Was Putting Musk in Charge of DOGE Symbolic or Effective?
Elon Musk’s controversial spell as head of the Department of Government Efficiency (DOGE) has ended, marking a key moment in the US administration’s ongoing tension between fiscal restraint and deficit-funded populism. His appointment was both symbolic and political, pitched as a way to rein in government excess while also rewarding Musk for his sizeable financial support of the Trump campaign. Despite early optimism, Musk’s tenure was defined by erratic communication, internal discord, and limited policy cohesion. The administration ultimately pivoted away from fiscal discipline, unveiling Trump’s “Big Beautiful Bill” and abandoning most of DOGE’s cost-cutting agenda.
During his time in office, Musk oversaw sweeping layoffs and programme cancellations, claiming $160 billion in savings. However, independent estimates suggested these cuts could cost taxpayers $135 billion in the near term and delivered little towards Musk’s ambitious $2 trillion annual savings target. Legal challenges and political opposition further hindered progress. As seen in the UK under Rachel Reeves, the US has discovered that spending is politically easier than delivering cuts.
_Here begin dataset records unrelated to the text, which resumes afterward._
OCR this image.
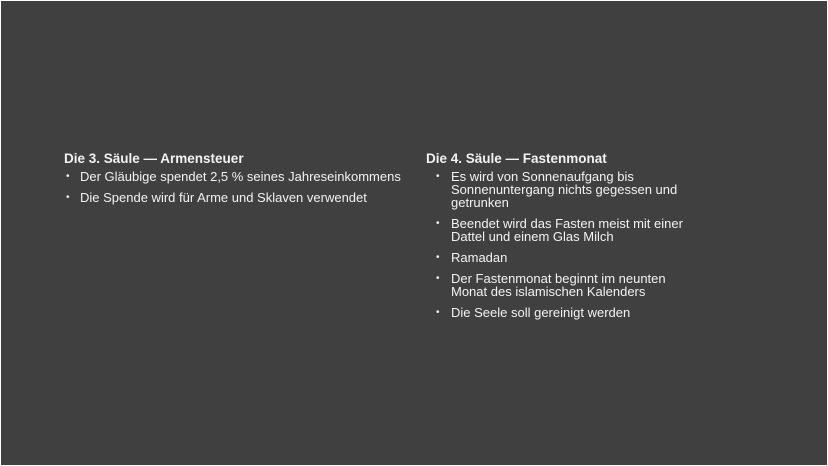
Die 3. Säule — Armensteuer
• Der Gläubige spendet 2,5 % seines Jahreseinkommens
• Die Spende wird für Arme und Sklaven verwendet
Die 4. Säule — Fastenmonat
• Es wird von Sonnenaufgang bis Sonnenuntergang nichts gegessen und getrunken
• Beendet wird das Fasten meist mit einer Dattel und einem Glas Milch
• Ramadan
• Der Fastenmonat beginnt im neunten Monat des islamischen Kalenders
• Die Seele soll gereinigt werden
Musk’s appointment also coincided with marked volatility in Tesla’s share price. The stock initially rallied on hopes of favourable policy alignment, particularly after Trump publicly endorsed the company, appeared with a newly purchased Tesla, and announced a federal order for armoured vehicles. Shareholder confidence began to erode as concerns mounted over Musk’s divided focus and the perception that Tesla was being drawn into partisan politics. Operational issues at the company added to investor unease, while international backlash against US policy saw Tesla’s global sales slow. By the time Musk’s tenure at DOGE ended, Tesla’s share price had given up most of its earlier gains.
Though Musk’s government role ended in failure, the return to expansionary fiscal policy is significant. It should benefit US equities and stores of value, while reinforcing negative pressure on bonds as deficits widen.